2. Audit the data and systems you currently have

Before diving into new data initiatives, conduct an audit of your existing systems and data hygiene. Evaluate the quality, accuracy and relevance of the current data sources. Begin by listing out all the technologies you’re currently using and visually mapping out how data – and which types of data – flow between them. This step helps identify any gaps, inconsistencies or areas for improvement in the existing data infrastructure. You can also readily eliminate any data that may be clutter, not serving the key metrics from the previous step.

You may even discover redundant or underutilized systems that could help you limit waste and focus your funding on activities that help you achieve your mission. If you have a clear understanding of how data flows to your system of record and where it originates, it becomes easier to measure success.

3. Create standards and gain organization-wide alignment

Establishing data standards and ensuring alignment across the organization is crucial for a cohesive and effective data strategy. Define protocols for data collection, storage and analysis, and communicate these standards. Make sure you have clear definitions of what every term means so everyone is “speaking the same language.”

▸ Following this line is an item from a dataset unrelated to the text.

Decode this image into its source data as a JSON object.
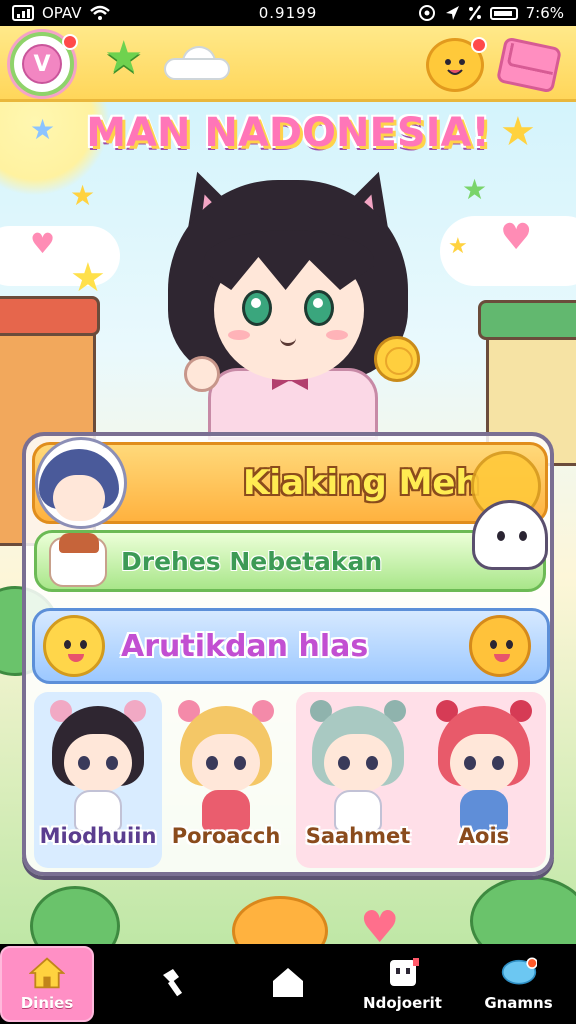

These standards need to come from the top down. Leadership must believe in a data-driven culture and lead by example by following all the new standards and definitions you set. Changing an organization’s culture is never an easy task. By making sure everyone believes in what you’re doing, you dramatically increase the odds of success.

What data can tell us

While these principles can serve any organization, here are a few practical ways to begin using data to make better decisions today, following the steps listed above:

1. Gain a better understanding of giving patterns

Say you want to create more volunteer engagement and decide to measure how much your volunteers give versus non-volunteer donors. Start by auditing your data to make sure you’re accurately tracking who in your constituency is volunteering, how long they are volunteering for and when they are donating to your cause. Do you have the tools to reliably track this information? If not, build out rules for what a formal volunteer looks like and create a system for tracking volunteer hours that those running volunteer programs can track with. This can help you better understand how volunteers give and advocate for your organization compared to non-volunteers, providing insight into future campaigns to help attract more volunteers and grow your base of loyal donors.

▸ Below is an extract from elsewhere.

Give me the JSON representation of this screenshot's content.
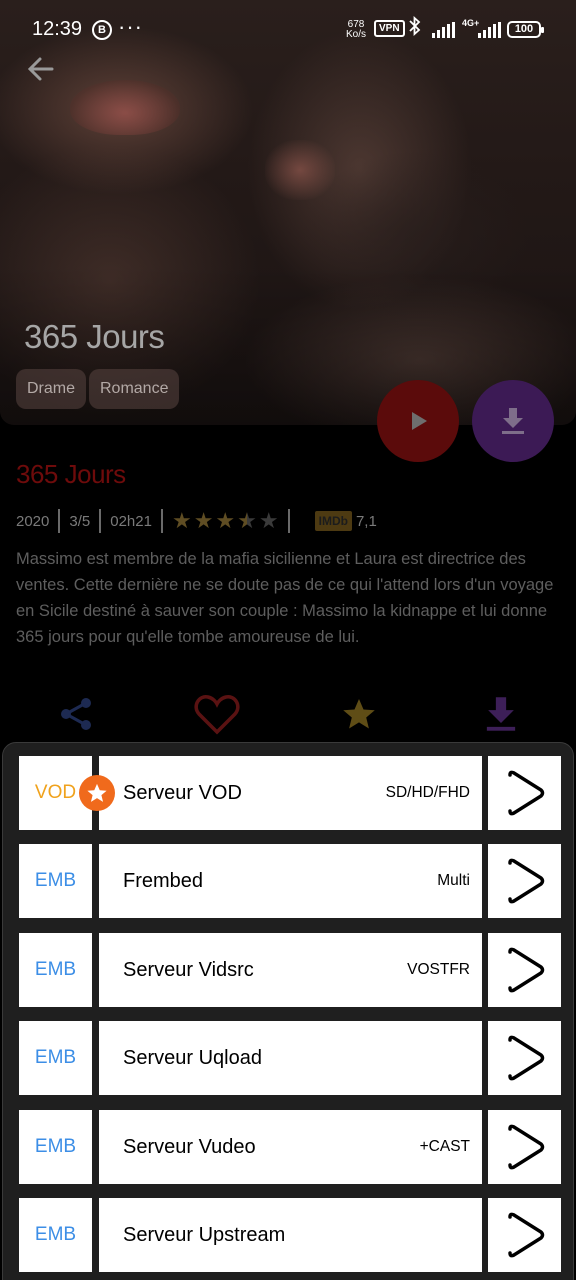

2. Learn what your constituents listen to

How do you know if your marketing messages are getting through to your donors? In the world of marketing, A/B testing is a reliable means to test how differing variables in design or messaging perform. For example, let’s say you want to measure the success of one email headline against another (email A vs. email B). Start by defining what “success” means for this test, whether that means click-throughs, email opens or direct contributions. Track the performance of one message against the other, teach your team the best practices of A/B testing and analyze the results to see what message your audience responds to the most. Learn and repeat.

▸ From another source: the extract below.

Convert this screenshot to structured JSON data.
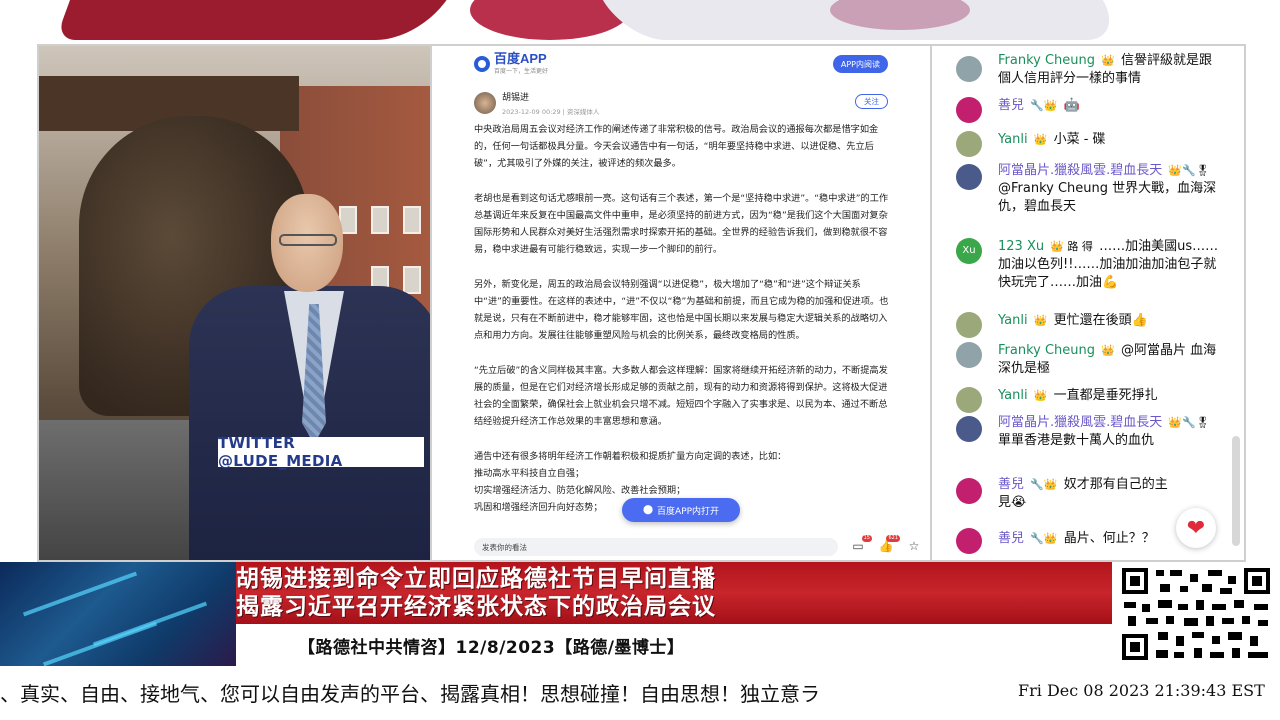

3. Segment donors by giving behavior

Segmenting an audience, whether by their location, age, marital status or other factor, is another strategy that data helps with. Combining segmentation information with behavioral data, such as average gift size, gift frequency or donation method, may provide deeper insight into how to best focus your fundraising efforts. When auditing your systems, keep an eye out for duplicate sources of information or tools that aren't integrated and require manual effort to capture data in your system of record. This is a great opportunity to simplify your workflows. Use this data to build out robust donor profiles, which you can then communicate to your team to build smarter fundraising campaigns.

Embracing data is a necessity for nonprofits looking to thrive in the digital era. By leveraging the insights provided by their technology, nonprofits can build lasting connections with their donor base. In a world where engagement is key, data serves as the foundation for creating impactful and meaningful relationships between nonprofits and their supporters.